Even a Republican stop-gap measure could face opposition from far-right conservatives.

Ryan will have to win over key skeptics to get the temporary spending bill passed, particularly if Democrats unanimously oppose a measure with no agreement to protect the “Dreamers.”

Republican leadership is well aware of how poorly a shutdown will reflect on their party, which controls both houses of Congress as well as the White House and is headed for crucial mid-term elections in November.

Trump reversal

Frustrations over the immigration deadlock boiled over in New York, where three people were arrested protesting immigration policy, and in Washington, where police said 82 people were arrested in a Senate office building during a sit-in urging protection of immigrants.

“I am undocumented, I am a DACA holder, and each day that passes by a lot of young undocumented lose their DACA and are put at risk,” said a 23-year-old college student who identified herself as Dennise, one of those arrested in New York.

Dennise said she arrived from Mexico when she was five years old.

Publicly Republicans have expressed support for resolving the immigration issue before the Deferred Action for Childhood Arrivals (DACA), a program implemented during the Obama administration but rescinded by Trump, expires in March.

But in a moment of bluntness, Senate Majority Leader Mitch McConnell addressed the lack of clarity from the White House.

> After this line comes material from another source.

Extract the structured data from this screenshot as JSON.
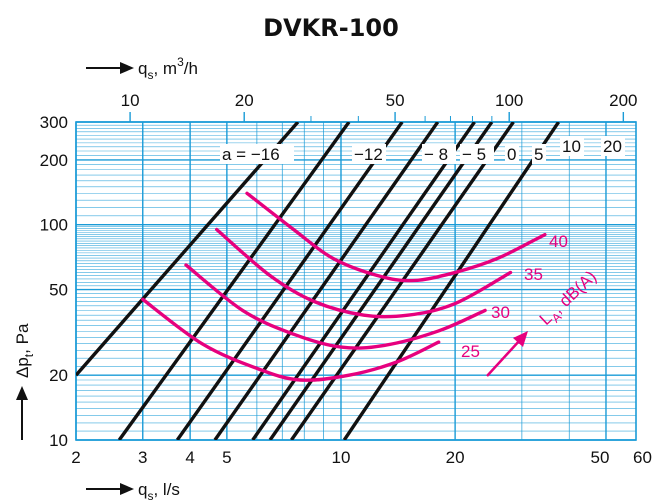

“I’m looking for something that President Trump supports, and he’s not yet indicated what measure he’s willing to sign,” McConnell told reporters.

“As soon as we figure out what he is for, then I would be convinced that we were not just spinning our wheels.”

Last week Trump told lawmakers he would sign an immigration reform bill as soon as negotiators concluded a deal and it passed Congress.

Days later he reversed course, rejecting a bipartisan plan submitted to him at a White House meeting during which he also reportedly lashed out at immigration from “sh*thole” countries.

‘End the madness’

The plan, crafted by three Democrats and three Republicans and in the works for months, aims to address the four issues insisted on by Trump: a reasonable DACA fix; limits to the green card visa lottery and the family reunification program also known as “chain migration;” and improved border security.

With McConnell reluctant to put forward a deal previously rejected by Trump, it is all but dead.

But Senator Lindsey Graham, one of the bipartisan deal’s Republican authors, said it would pass if Trump gets behind it.

“I think there’s a growing desire by Republicans and certainly Democrats to sort of end the madness,” Graham told reporters, noting that Democratic negotiators even agreed to fund elements of Trump’s planned border wall.

To that end, Senator Susan Collins, a Republican moderate, announced her support of the plan by the so-called Gang of Six.

Top Senate Democrat Chuck Schumer said his party was working overtime to avert a shutdown.

“If there is one, it’ll fall on the Republicans’ backs, plain and simple,” he said.